If you are a person who needs statistical evidence to validate any decision then David Moyes’ Manchester United experience will leave you spoilt for choice.
But the fact is you don’t need empirical analysis to recognise this decision is the right one. His short reign has been appalling - embarrassing, really - for him and the club.
A club that was so sure it had the right successor to Sir Alex Ferguson, it gave him a six year deal, because unlike other trigger happy Premier League employers, that was the way it did its business.
Embarrassing, you see. So what went wrong?
There were danger signs before Moyes even arrived at Old Trafford and I’m not talking about an ageing squad that had punched above its weight in winning last year’s league title.
When Ferguson left, United had only recently replaced its CEO after David Gill’s departure. All of a sudden you would have a new manager and new man running the business.
Manchester United is not a modern ‘dot com’ enterprise and steering it successfully needed a lot more care and understanding than these two ‘new-to-United’ employees had in their locker.
Both had taken on very big jobs without an old hand to guide them, despite Ferguson’s ubiquity.
But Moyes made the unavoidable situation he inherited countless times worse with his first big decision at the club.
He sacked the entire back room staff – Mick Phelan, Renee Meulenstein and Eric Steele.
These were staff who knew the way it worked at Old Trafford, knew the players better probably even than Ferguson and were liked by them too.
It was at best naive, at worst suicidal.
He compounded this by moaning about the fixture list. That’s not the United way, and he made a very public mess of the Fellaini transfer.

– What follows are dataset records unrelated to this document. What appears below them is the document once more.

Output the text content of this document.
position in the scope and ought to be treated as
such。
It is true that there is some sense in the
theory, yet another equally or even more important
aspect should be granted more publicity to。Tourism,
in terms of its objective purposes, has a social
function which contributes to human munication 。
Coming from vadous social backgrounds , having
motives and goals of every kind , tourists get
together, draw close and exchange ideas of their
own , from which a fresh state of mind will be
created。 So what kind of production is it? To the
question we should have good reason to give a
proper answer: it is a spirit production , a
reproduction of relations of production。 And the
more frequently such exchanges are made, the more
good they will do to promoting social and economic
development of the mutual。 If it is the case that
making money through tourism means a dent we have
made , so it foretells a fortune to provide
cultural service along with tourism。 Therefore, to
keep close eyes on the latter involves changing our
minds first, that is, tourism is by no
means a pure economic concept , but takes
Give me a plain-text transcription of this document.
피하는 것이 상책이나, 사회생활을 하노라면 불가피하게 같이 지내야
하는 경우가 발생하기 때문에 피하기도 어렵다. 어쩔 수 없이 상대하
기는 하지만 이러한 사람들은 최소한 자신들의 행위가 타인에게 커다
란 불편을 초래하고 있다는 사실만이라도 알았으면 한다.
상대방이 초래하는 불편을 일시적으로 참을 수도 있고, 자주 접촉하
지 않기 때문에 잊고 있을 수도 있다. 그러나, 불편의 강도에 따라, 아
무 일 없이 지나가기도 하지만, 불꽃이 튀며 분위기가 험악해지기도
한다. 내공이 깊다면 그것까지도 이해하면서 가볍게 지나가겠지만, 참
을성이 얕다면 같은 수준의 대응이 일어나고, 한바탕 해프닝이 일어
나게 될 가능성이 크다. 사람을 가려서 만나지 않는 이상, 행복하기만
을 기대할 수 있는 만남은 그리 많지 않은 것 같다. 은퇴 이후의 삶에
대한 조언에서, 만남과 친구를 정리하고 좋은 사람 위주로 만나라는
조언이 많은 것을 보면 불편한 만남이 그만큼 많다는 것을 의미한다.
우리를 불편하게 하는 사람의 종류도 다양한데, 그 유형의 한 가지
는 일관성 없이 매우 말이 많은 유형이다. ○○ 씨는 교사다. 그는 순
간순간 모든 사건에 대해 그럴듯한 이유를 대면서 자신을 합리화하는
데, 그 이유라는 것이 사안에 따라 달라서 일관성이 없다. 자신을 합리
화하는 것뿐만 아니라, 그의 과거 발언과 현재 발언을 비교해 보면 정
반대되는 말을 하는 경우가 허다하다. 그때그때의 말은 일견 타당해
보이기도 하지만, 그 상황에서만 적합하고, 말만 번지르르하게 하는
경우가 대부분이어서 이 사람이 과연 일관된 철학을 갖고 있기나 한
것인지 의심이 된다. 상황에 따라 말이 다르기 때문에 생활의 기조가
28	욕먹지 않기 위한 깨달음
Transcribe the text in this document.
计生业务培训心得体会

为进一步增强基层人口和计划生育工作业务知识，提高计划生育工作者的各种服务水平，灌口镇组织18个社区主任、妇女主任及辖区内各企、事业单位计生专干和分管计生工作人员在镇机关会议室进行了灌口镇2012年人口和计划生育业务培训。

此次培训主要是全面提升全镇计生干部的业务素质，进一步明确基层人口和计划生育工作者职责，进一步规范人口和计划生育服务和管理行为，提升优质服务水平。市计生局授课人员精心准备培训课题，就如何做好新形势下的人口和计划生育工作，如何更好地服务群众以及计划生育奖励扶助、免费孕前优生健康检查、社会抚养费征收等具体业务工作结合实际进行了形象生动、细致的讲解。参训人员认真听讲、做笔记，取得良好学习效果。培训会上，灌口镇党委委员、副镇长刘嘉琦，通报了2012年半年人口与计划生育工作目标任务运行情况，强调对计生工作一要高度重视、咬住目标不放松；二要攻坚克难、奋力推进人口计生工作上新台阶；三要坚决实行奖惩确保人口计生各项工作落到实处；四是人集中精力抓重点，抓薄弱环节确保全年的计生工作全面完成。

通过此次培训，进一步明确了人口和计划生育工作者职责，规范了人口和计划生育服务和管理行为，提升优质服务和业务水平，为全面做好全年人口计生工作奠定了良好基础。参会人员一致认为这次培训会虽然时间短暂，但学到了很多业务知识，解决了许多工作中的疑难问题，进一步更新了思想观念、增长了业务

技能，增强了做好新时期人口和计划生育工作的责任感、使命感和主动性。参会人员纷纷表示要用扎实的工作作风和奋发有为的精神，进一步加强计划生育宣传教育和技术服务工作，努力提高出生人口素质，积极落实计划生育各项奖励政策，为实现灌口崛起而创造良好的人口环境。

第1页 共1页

No one would have minded too much if Fellaini had been only one of many marquee signings or if he had dominated every midfield in every game he played.
Neither turned out to be what happened. Moyes drew a transfer blank and Fellaini’s form never lived up to his bullying best at Everton.
And of course none of the above would have mattered had Moyes’ team been a winning team.
It wasn’t. Not only was it breaking all the wrong records but it was doing so in toothless fashion.
Manchester United teams are traditionally, snarling, exciting, cavalier, arrogant, even.
Moyes’ men seemed to ooze risk-averse timidity, lacking pace and ambition.
In a footballing heartbeat Moyes did what he couldn't do as an opposition manager and that was dismantle the inherent fear associated with a trip to Old Trafford.
Somewhere along the way, consciously or not the players focus seemed to desert them.
It had become a mess – personified by last weekend’s worse than tame performance versus - ironically - Everton.
Given all that, there is no way United’s American owners thought they could trust Moyes with a 150 million pounds kitty.
Time is not on United’s side. In all honesty deals are being done for next season, right now.
The big clubs don’t wait until the summer. And of course it is a truncated summer – most of the best players will have the World Cup on their minds.
Giggs, Van Gaal or whoever now, it will take quite some work to repair this season’s damage.
As for Moyes, he will of course get a new challenge in time and will probably do very well but from now on, he’ll always be Fergie’s failure wherever he goes.
He’s mainly to blame, of course, but there are many others who haven’t helped much.